Hector put down the spoon and returned to his seat. An image of Aline Arriaga’s tear-stained face popped into his mind. There would be no closure for her. Not ever. He took a sip of wine, looking at Gilda over the rim of his glass. “You agree with what Paulo did?”
Gilda crossed her arms across her chest. “I wasn’t consulted.”
“I didn’t ask you if you were consulted. I asked you if you agreed.”
“Don’t use that tone of voice with me, Hector Costa.”
He put down his glass. “I’m going to call Paulo right now.”
“If you pick up that phone,” she said, steel in her voice, “you can sleep on the couch.”
“Goddamn it, Gilda—”
“Paulo Couto is a kind, caring man. He did what he did to spare that woman grief. Can you get that through your thick skull?”
“So you do agree with him.”
“I’ve had just about enough of this. I didn’t come home to subject myself to an interrogation. Go question some criminal and leave me alone.”
Gilda got to her feet, stormed into the bedroom, and slammed the door.
Chapter Twenty-Four
“YOU NEED ANYTHING ELSE?” Rosa asked. Mondays were slow days, and this Monday had been even slower than usual. It was only 7:00 P.M., not late as far as Mansur was concerned, but Rosa was already wearing her tennis shoes, a sure sign that she was on her way out the door.

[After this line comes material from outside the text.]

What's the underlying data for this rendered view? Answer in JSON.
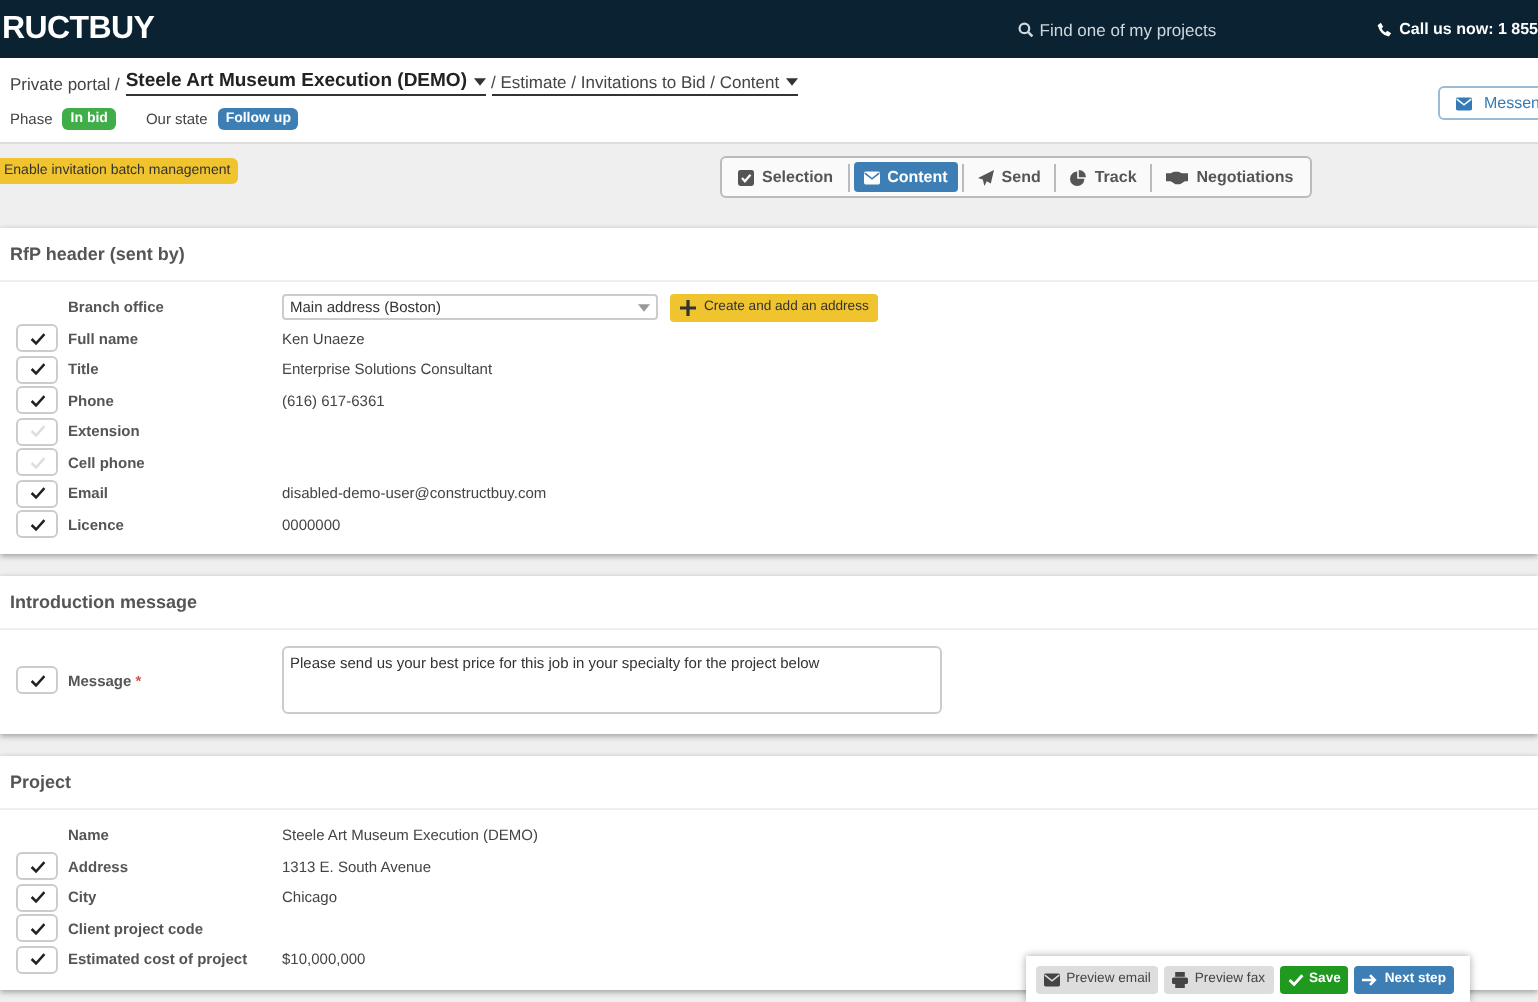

Mansur shook his head, didn’t respond when she wished him a good evening, and waited until he heard the ping of the elevator before opening his refrigerator. The damned thing wasn’t big enough for more than a couple of six-packs, and the ice cubes were tiny, tinier still when Rosa didn’t fill the trays as, once again, she hadn’t.
Mansur gritted his teeth. There was enough ice for three drinks, maybe four. Three drinks was nothing, just enough to get a taste. One more mistake like that, just one more, and he’d fling Rosa out on her ass. That would mean he’d have to hire his third secretary since August, but so what? Secretaries were expendable.
He harvested what ice there was, twisting the plastic trays, letting it clink into the little crystal bucket with the silver top. Then he fished out a handful, put it in a glass, and wiped the wetness from his hand on the seat of his pants. The tongs were for visitors.
Mansur kept his whiskey under lock and key; had to, otherwise the cleaners would get at it. One time, he’d found the deep amber of his Black Label watered down to the pale straw of his J&B. Right after that, he’d put the lock on the cupboard. He took out a bottle and checked the tiny mark he’d made on the label. The level hadn’t lowered since last time. Thing was, Rosa had a key to that cabinet too—and he really didn’t trust anyone when it came to his whiskey. Or much else, for that matter.
The whiskey came from Scotland via Paraguay, all smuggled in, all delivered directly to the office. That not only provided him with cheaper alcohol, it also concealed the extent of his consumption from Magda. He knew damned well she wouldn’t give a shit if he drank himself into an early grave, but the money it cost was something else. She’d bitch about that.
And bitching, when it came right down to it, was about the only thing he did get from Magda. Bitching about where he spent his evenings, bitching about the occasional perfume she smelled on his clothes. Bitch, bitch, bitch—and no sex.